私が生まれ出ようと言う月に、父様と母様は事故に遭った。
当時、父様の立場はとても微妙で理解しない人も多かったから、この事故が運命によるものか、人為的なものだったかは今でもわからない。
母様は命と引き換えに私を産み、父様は怪我で思い通りにならなくなった体で私達を抱えた。

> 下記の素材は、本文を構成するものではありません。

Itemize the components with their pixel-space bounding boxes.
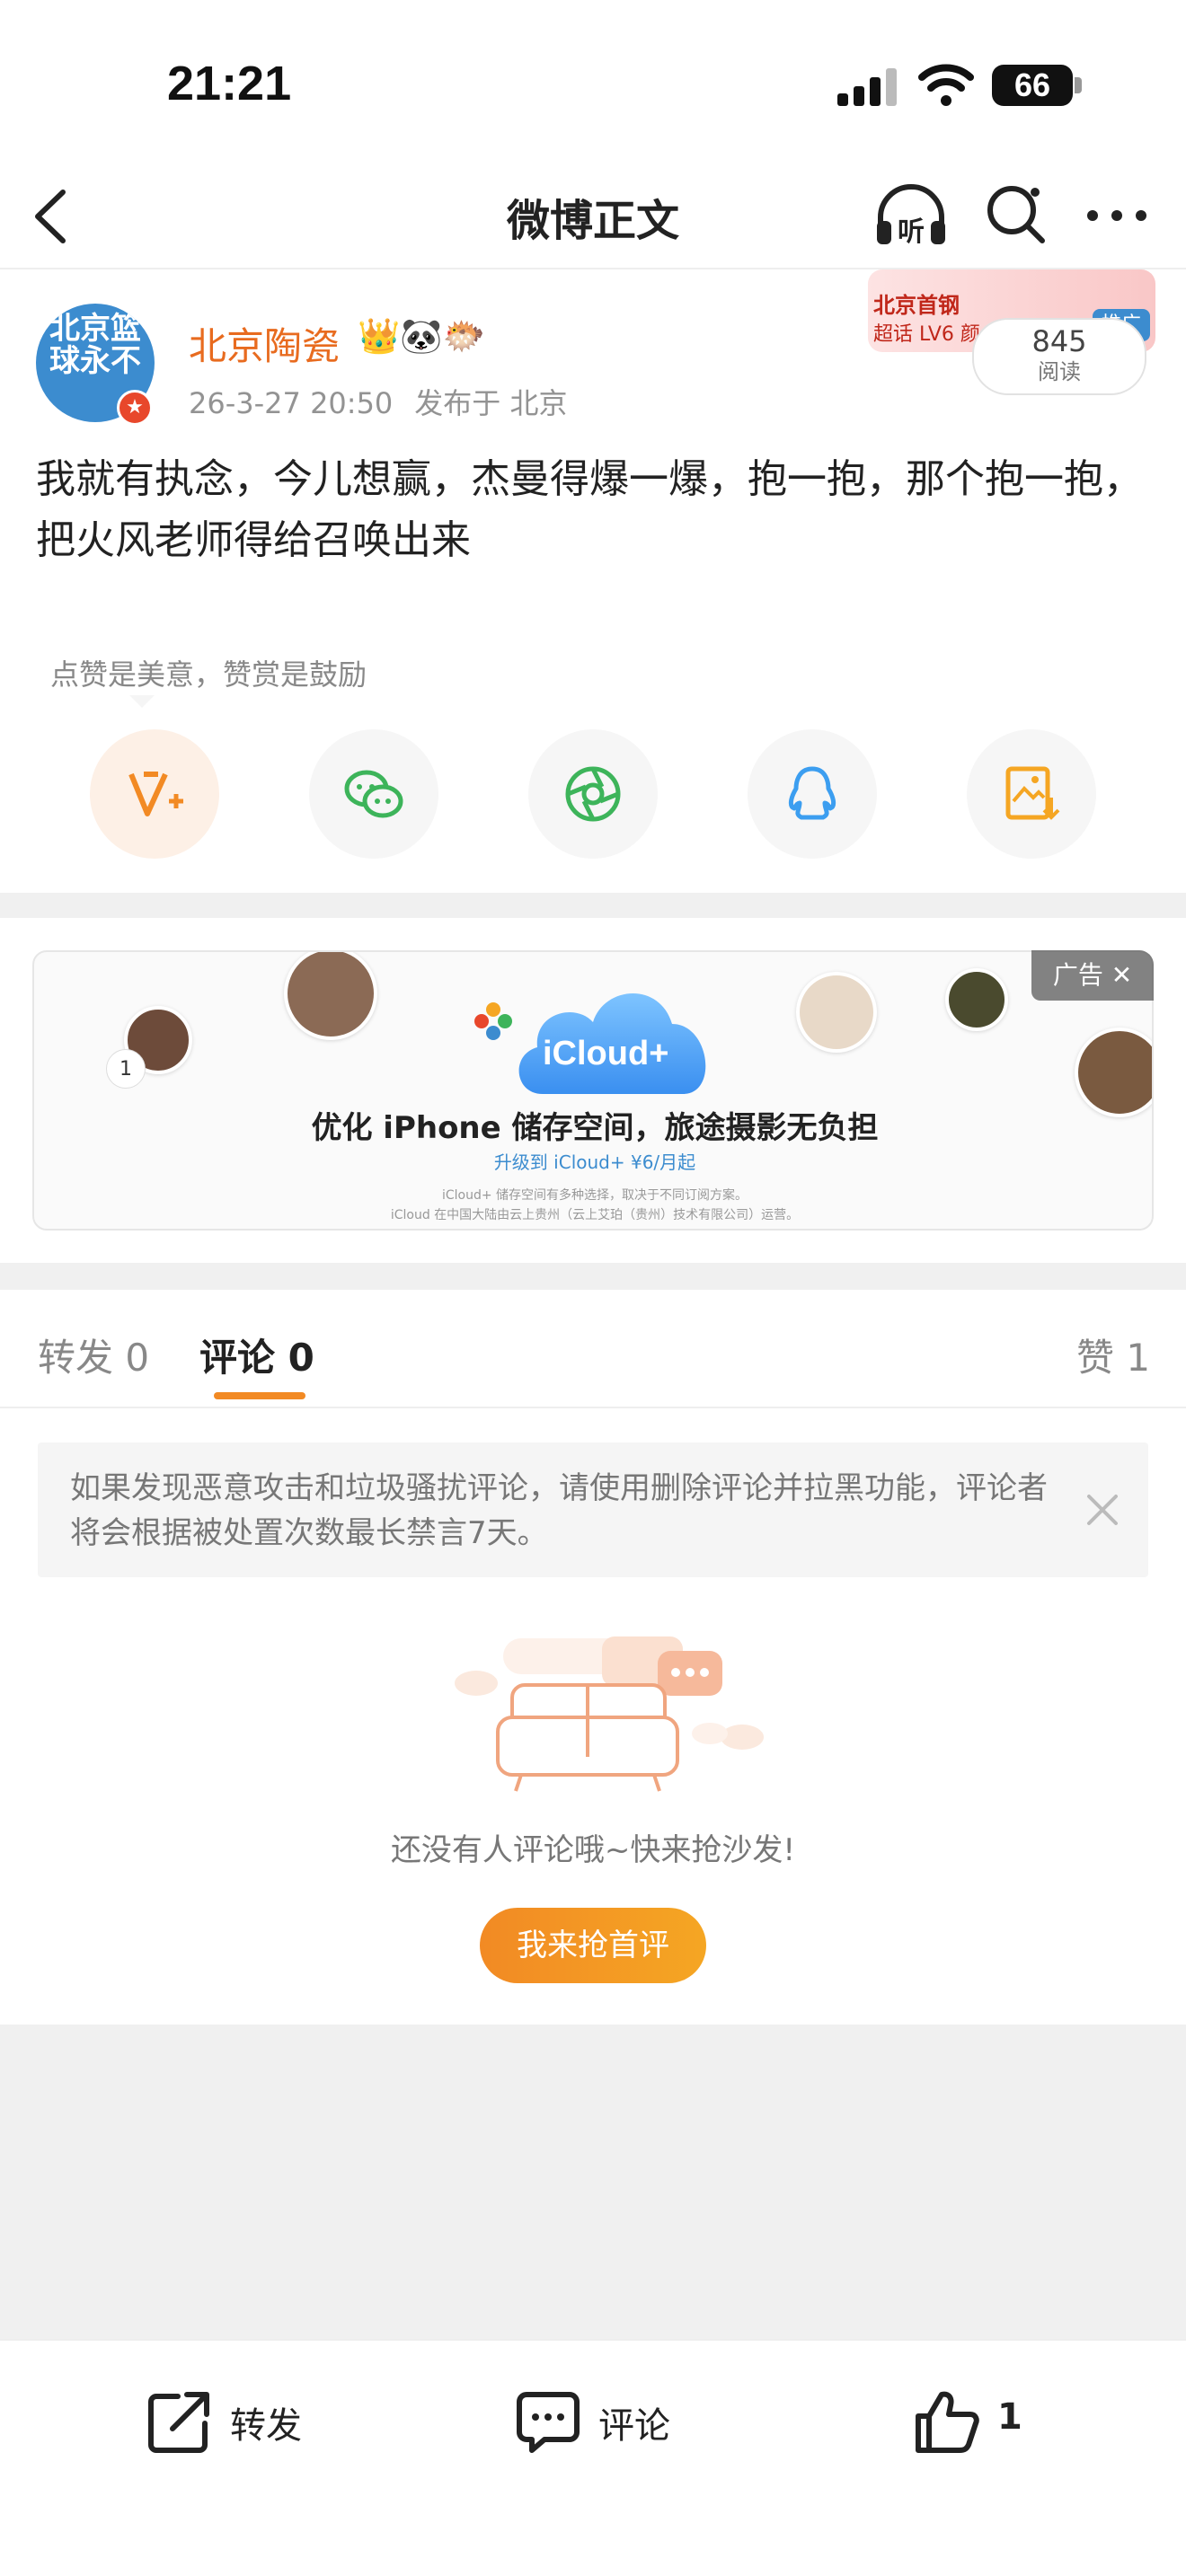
- wifi-icon: [918, 64, 974, 106]
- like-count: 1: [997, 2396, 1022, 2438]
- read-count: 845: [1031, 324, 1087, 358]
- comment-icon: [517, 2392, 580, 2453]
- qq-share-button[interactable]: [748, 729, 877, 859]
- share-row: [0, 729, 1186, 859]
- wechat-share-button[interactable]: [309, 729, 438, 859]
- ad-headline: 优化 iPhone 储存空间，旅途摄影无负担: [311, 1110, 879, 1146]
- comment-notice: 如果发现恶意攻击和垃圾骚扰评论，请使用删除评论并拉黑功能，评论者将会根据被处置次…: [38, 1442, 1148, 1577]
- promo-subtitle: 超话 LV6 颜: [873, 323, 980, 346]
- signal-icon: [837, 68, 900, 106]
- post-time: 26-3-27 20:50: [189, 386, 394, 420]
- moments-share-button[interactable]: [528, 729, 658, 859]
- battery-icon: 66: [992, 65, 1073, 106]
- save-image-icon: [1005, 766, 1060, 820]
- moments-icon: [565, 766, 621, 822]
- save-image-share-button[interactable]: [967, 729, 1096, 859]
- comment-label: 评论: [598, 2405, 670, 2447]
- ad-fine-print: iCloud 在中国大陆由云上贵州（云上艾珀（贵州）技术有限公司）运营。: [390, 1208, 800, 1222]
- tab-repost[interactable]: 转发 0: [38, 1328, 149, 1382]
- tab-active-indicator: [214, 1392, 305, 1399]
- ad-counter: 1: [106, 1049, 146, 1089]
- post-location: 发布于 北京: [414, 386, 568, 420]
- section-divider: [0, 1263, 1186, 1290]
- ad-photo: [796, 972, 877, 1053]
- empty-area: [0, 2025, 1186, 2339]
- listen-label: 听: [898, 216, 925, 248]
- verified-badge-icon: ★: [117, 390, 153, 426]
- ad-photo: [284, 952, 377, 1040]
- close-icon[interactable]: [1082, 1489, 1123, 1531]
- ad-fine-print: iCloud+ 储存空间有多种选择，取决于不同订阅方案。: [441, 1188, 748, 1203]
- empty-sofa-illustration: [455, 1636, 764, 1792]
- ad-brand: iCloud+: [543, 1035, 669, 1072]
- ad-card[interactable]: iCloud+ 优化 iPhone 储存空间，旅途摄影无负担 升级到 iClou…: [32, 950, 1154, 1231]
- author-name[interactable]: 北京陶瓷: [189, 316, 340, 371]
- author-badges: 👑🐼🐡: [358, 316, 485, 356]
- ad-photo: [945, 968, 1008, 1031]
- tab-like[interactable]: 赞 1: [1076, 1328, 1150, 1382]
- ad-close-label[interactable]: 广告 ✕: [1031, 950, 1154, 1001]
- vplus-share-button[interactable]: [90, 729, 219, 859]
- repost-icon: [148, 2392, 209, 2453]
- battery-tip: [1075, 77, 1082, 93]
- avatar-text: 北京篮球永不: [49, 311, 141, 379]
- comment-button[interactable]: 评论: [514, 2378, 712, 2459]
- read-count-box: 845 阅读: [972, 318, 1146, 395]
- more-icon[interactable]: [1085, 189, 1148, 243]
- thumbs-up-icon: [916, 2391, 979, 2453]
- post-text: 我就有执念，今儿想赢，杰曼得爆一爆，抱一抱，那个抱一抱，把火风老师得给召唤出来: [36, 456, 1143, 563]
- nav-bar: 微博正文 听: [0, 162, 1186, 269]
- read-label: 阅读: [1038, 359, 1081, 384]
- repost-label: 转发: [230, 2405, 302, 2447]
- empty-comments-text: 还没有人评论哦~快来抢沙发!: [390, 1832, 796, 1868]
- footer-action-bar: 转发 评论 1: [0, 2339, 1186, 2576]
- status-time: 21:21: [167, 57, 292, 110]
- tab-comment[interactable]: 评论 0: [199, 1328, 314, 1382]
- headphones-listen-icon[interactable]: 听: [873, 180, 949, 251]
- reward-tip: 点赞是美意，赞赏是鼓励: [40, 648, 377, 708]
- section-divider: [0, 893, 1186, 918]
- notice-text: 如果发现恶意攻击和垃圾骚扰评论，请使用删除评论并拉黑功能，评论者将会根据被处置次…: [70, 1470, 1048, 1551]
- search-icon[interactable]: [983, 181, 1048, 246]
- like-button[interactable]: 1: [913, 2378, 1057, 2459]
- repost-button[interactable]: 转发: [146, 2378, 343, 2459]
- status-bar: 21:21 66: [0, 0, 1186, 162]
- vplus-icon: [128, 772, 183, 816]
- first-comment-button[interactable]: 我来抢首评: [480, 1908, 706, 1983]
- ad-subline: 升级到 iCloud+ ¥6/月起: [493, 1151, 696, 1173]
- promo-title: 北京首钢: [873, 293, 960, 318]
- qq-icon: [788, 766, 836, 820]
- comment-tabs: 转发 0 评论 0 赞 1: [0, 1290, 1186, 1408]
- wechat-icon: [344, 770, 403, 818]
- post-meta: 26-3-27 20:50 发布于 北京: [189, 381, 589, 422]
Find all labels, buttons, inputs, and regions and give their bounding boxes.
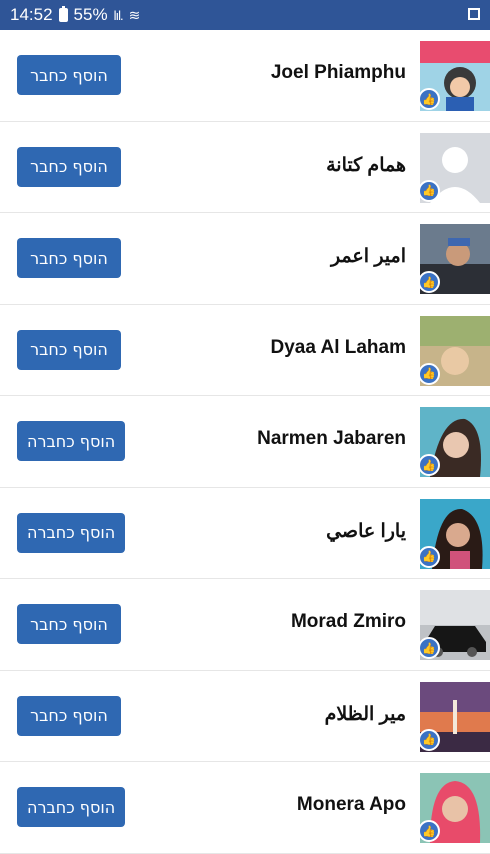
add-friend-button[interactable]: הוסף כחבר (17, 695, 121, 736)
friend-suggestions-list: הוסף כחבר Joel Phiamphu 👍 הוסף כחבר همام… (0, 30, 490, 854)
battery-percent: 55% (73, 5, 108, 24)
add-friend-button[interactable]: הוסף כחבר (17, 55, 121, 95)
add-friend-button[interactable]: הוסף כחבר (17, 146, 121, 187)
like-badge-icon: 👍 (418, 88, 440, 110)
friend-row: הוסף כחברה Monera Apo 👍 (0, 762, 490, 854)
add-friend-button[interactable]: הוסף כחברה (17, 421, 126, 461)
friend-row: הוסף כחבר Joel Phiamphu 👍 (0, 30, 490, 122)
friend-name[interactable]: امير اعمر (331, 245, 406, 268)
friend-row: הוסף כחבר Morad Zmiro 👍 (0, 579, 490, 671)
friend-name[interactable]: Joel Phiamphu (271, 62, 406, 84)
like-badge-icon: 👍 (418, 637, 440, 659)
like-badge-icon: 👍 (418, 728, 440, 751)
signal-icon: lıl. (113, 7, 124, 23)
like-badge-icon: 👍 (418, 454, 440, 476)
add-friend-button[interactable]: הוסף כחבר (17, 604, 121, 644)
friend-name[interactable]: يارا عاصي (326, 520, 406, 543)
friend-row: הוסף כחבר امير اعمر 👍 (0, 213, 490, 305)
friend-row: הוסף כחברה يارا عاصي 👍 (0, 488, 490, 579)
friend-name[interactable]: مير الظلام (325, 703, 406, 726)
status-right (468, 5, 480, 25)
friend-name[interactable]: Dyaa Al Laham (270, 337, 406, 359)
add-friend-button[interactable]: הוסף כחבר (17, 238, 121, 278)
status-time: 14:52 (10, 5, 53, 24)
friend-row: הוסף כחבר Dyaa Al Laham 👍 (0, 305, 490, 396)
status-left: 14:52 55% lıl. ≋ (10, 5, 140, 25)
friend-name[interactable]: همام كتانة (326, 154, 406, 177)
add-friend-button[interactable]: הוסף כחבר (17, 329, 121, 370)
wifi-icon: ≋ (128, 6, 141, 23)
status-bar: 14:52 55% lıl. ≋ (0, 0, 490, 30)
friend-row: הוסף כחברה Narmen Jabaren 👍 (0, 396, 490, 488)
like-badge-icon: 👍 (418, 179, 440, 202)
friend-row: הוסף כחבר همام كتانة 👍 (0, 122, 490, 213)
like-badge-icon: 👍 (418, 545, 440, 568)
like-badge-icon: 👍 (418, 271, 440, 293)
gallery-icon (468, 8, 480, 20)
like-badge-icon: 👍 (418, 820, 440, 842)
battery-icon (58, 6, 68, 22)
friend-row: הוסף כחבר مير الظلام 👍 (0, 671, 490, 762)
friend-name[interactable]: Monera Apo (297, 794, 406, 816)
friend-name[interactable]: Narmen Jabaren (257, 428, 406, 450)
add-friend-button[interactable]: הוסף כחברה (17, 512, 126, 553)
friend-name[interactable]: Morad Zmiro (291, 611, 406, 633)
add-friend-button[interactable]: הוסף כחברה (17, 787, 126, 827)
like-badge-icon: 👍 (418, 362, 440, 385)
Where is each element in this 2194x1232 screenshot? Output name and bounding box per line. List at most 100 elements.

「その時の怪我のせいで弱っていた心臓が、止まったのですって」
あんなことを言ったから⁉ 息をのんだ私を察して姉様はすぐに首を振った。
「お医者様が仰っていたわ。とても穏やかなお顔だったそう。まるで心から安心しているように。だから寿命だって」
「絶対、母様が迎えに来たんだよ」
三の姉様の言葉に、二の姉様も頷く。
ほっとすると思った。これでもう喉を絞められ、頬が固まることもない。
姉様たちも隠れなくてよくなった。
なのにどうしてこんな気持ちがよぎる。
父様は一度も笑いかけてくださらなかった。
それは、私が一度も笑いかけなかったから?
数か月に一度やって来ては遠くから私を睨んでいた。
それは、久しぶりに会う私の顔をただ見ていたかったから?
私は父様の手の感触を知らない。
父様は私の頭を撫でてくれたことすらないから。でも。
ならば私が、一度でももっと近くに座りたいと言えば。
父様が遠くにいらっしゃるのなら、私から近づいていれば。
そうすれば父様の笑った顔を見られた?
父様ともう少しでも話せた?
姉様たちのことも、もっと素直にお願いできたかもしれない。
私は母様のぬくもりを知らない。たとえその場で払われても、せめて父様の手にだけは触れておけばよかった。
混乱しながらベッドの中でひとしきり泣いた。
「私達もうれしかったのよ」
二の姉様が言った。
「私達のためにあんなふうに言ってくれるなんて」
三の姉様が言った。
「本当にありがとうイリス」
一の姉様が言った。
少し落ち着いたので目を開けてみる。
「姉様?」
いつの間にか三人がいない。
泣き寝入りをしていたのだろうか。
私はあわてて絵の下を走り、ドアをノックした。
ドアはすぐに開いたが、出てきたのはガブリエルさんだった。
「姉様たちは‥‥‥?」
「こちらへ」
ガブリエルさんは私を鏡台に座らせる。コートを着せられ、帽子を深くかぶせられた。
「プーシェが車に荷物を積み込んでいます。これからのことは車の中でお話しいたしますから」
「大変! じゃあ姉様たちはもう乗っていらっしゃるのね? 急がないと」
どこへ行くのかもわからない、けっしてただの旅行じゃないこともわかる。
だが生まれて初めてどこかへ、外へ出かけることができるのだ。姉様たちと一緒に。
運転席にプーシェさんが見えた時、更にその興奮が私に残る全ての不安を吹き飛ばした。
みんな一緒!
生まれて初めて車のドアも開けた。
ガブリエルさんが私を奥へ押し込む。
「出て!」
「え? 待って! 姉様はっ? ねぇ姉様たちは⁉」
「あの子達は来られません」
動き出した車のドアに手をかけ押さえ込まれ、暴れながら外を見る。
見慣れた窓から、こちらを見下ろしている姉様たちがあった。
「いやっ! 姉様っ、姉様ぁっ」
二の姉様、どうして無理に笑おうとするの?
三の姉様、どうして泣きながら手を振るの?
ああ一の姉様泣かないですぐに行くからっ!
「お気を確かにっ!」
私は初めてガブリエルさんに叩かれた。